At each step of Barb’s declining health, something always seems to go wrong to make things worse. Though Barb was able to get through college, earn a degree, and live independently for a while, her cumulative injuries and conditions made it difficult for her to cope with modern life. Her husband Bill took care of her after a fashion until his death. Pat Stanford’s detailed description of the house the two lived in leaves little doubt that Bill too suffered from some form of mental illness. He was a hoarder and a substance abuser, yet also a highly intelligent and educated man. Yet, despite the mess, the junk, and dirt of their humble house, the two managed to more or less get along until Bill died.
Faced with myriad problems regarding her sister Barb after Bill’s death, Pat finally decides the only thing to do is to have her sister come live with her and her husband. Like most caregivers, the author has moments when she sincerely regrets this generous offer, yet she soldiers on and forms a bond—however slowly and difficult—with her brain-injured sister. The same tensions that tested them in childhood—now exacerbated by Barb’s mental and physical decline, and further complicated by well-known horrors of the American health care system—return to haunt them as adults trying to live in the same house, along with Pat’s husband.
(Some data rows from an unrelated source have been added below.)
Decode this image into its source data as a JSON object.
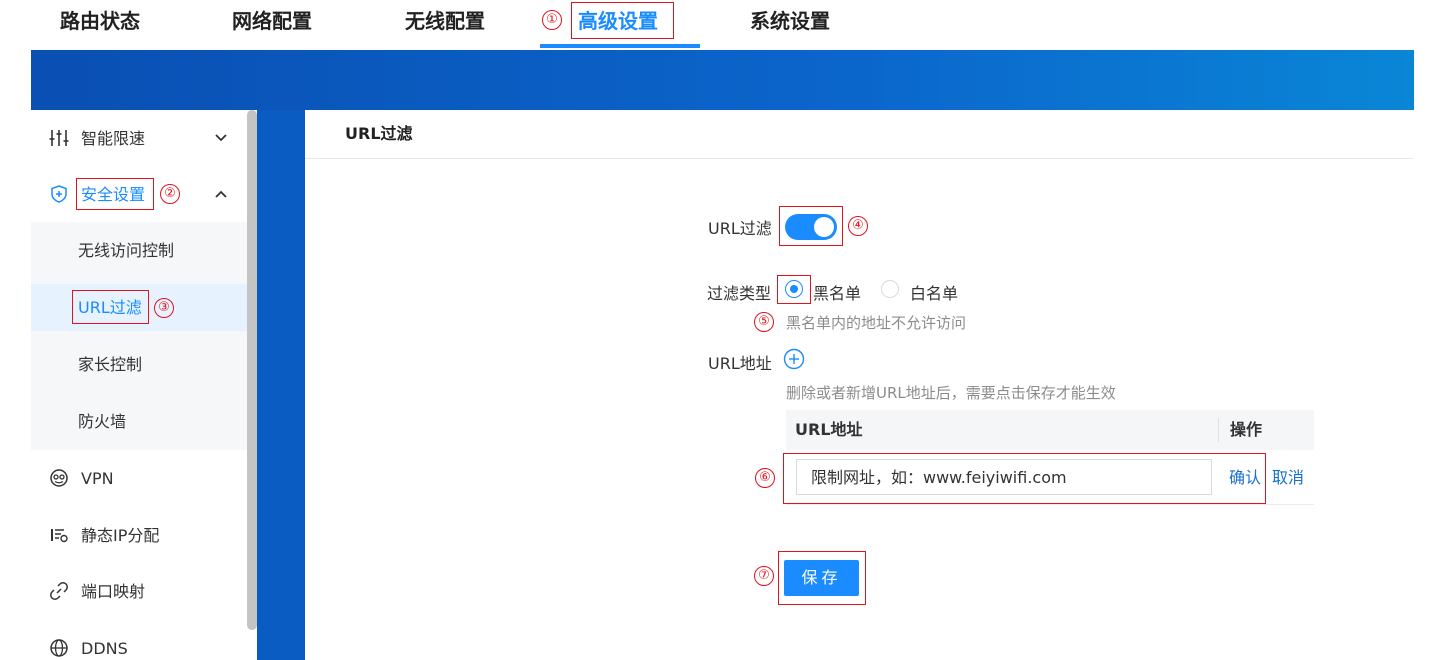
{
  "topnav": {
    "items": [
      {
        "label": "路由状态"
      },
      {
        "label": "网络配置"
      },
      {
        "label": "无线配置"
      },
      {
        "label": "高级设置"
      },
      {
        "label": "系统设置"
      }
    ],
    "active_index": 3
  },
  "annotations": [
    "①",
    "②",
    "③",
    "④",
    "⑤",
    "⑥",
    "⑦"
  ],
  "sidebar": {
    "items": [
      {
        "label": "智能限速",
        "icon": "sliders-icon",
        "expanded": false
      },
      {
        "label": "安全设置",
        "icon": "shield-plus-icon",
        "expanded": true
      },
      {
        "label": "VPN",
        "icon": "vpn-icon"
      },
      {
        "label": "静态IP分配",
        "icon": "ip-list-icon"
      },
      {
        "label": "端口映射",
        "icon": "link-icon"
      },
      {
        "label": "DDNS",
        "icon": "globe-icon"
      }
    ],
    "sub_items": [
      {
        "label": "无线访问控制"
      },
      {
        "label": "URL过滤",
        "active": true
      },
      {
        "label": "家长控制"
      },
      {
        "label": "防火墙"
      }
    ]
  },
  "main": {
    "title": "URL过滤",
    "filter_toggle": {
      "label": "URL过滤",
      "on": true
    },
    "filter_type": {
      "label": "过滤类型",
      "options": [
        {
          "label": "黑名单",
          "checked": true
        },
        {
          "label": "白名单",
          "checked": false
        }
      ],
      "hint": "黑名单内的地址不允许访问"
    },
    "url_address": {
      "label": "URL地址",
      "hint": "删除或者新增URL地址后，需要点击保存才能生效"
    },
    "table": {
      "headers": [
        "URL地址",
        "操作"
      ],
      "input_placeholder": "限制网址，如：www.feiyiwifi.com",
      "confirm_label": "确认",
      "cancel_label": "取消"
    },
    "save_label": "保存"
  },
  "colors": {
    "accent": "#1a8cff",
    "annotation": "#e0141e",
    "banner": "#0b66cc"
  }
}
The story is as much about the damage and toll caring for Boo Boo causes to Pat and her husband as it is about Boo Boo. Because there really is no “fixing” Boo Boo, the caregiving years involve hospitals, doctors, assisted living, ineffective (or worse) medical and psychological so-called help, and the wear and tear on Pat and her husband. The strain naturally impacts their careers and their marriage.
Anyone who has been a caregiver for a person with mental or physical disorders will understand at once the high emotional and physical demands such care places on the caregiver. Whether readers have been caregivers or not, they will no doubt read Fixing Boo Boo with empathy—and a great deal of admiration for Pat Stanford as a person.
Yet aside from Pat Stanford as a compassionate person, she is also an admirable and evocative writer. She gives poignant details and describes things with such precision that readers can see, feel, smell, and hear the story develop. This is an important book about family ties, loyalty, and sibling love that comes with a high price. Stanford tells the story with honesty and a benevolent and generous heart. This is a book that deserves to be read.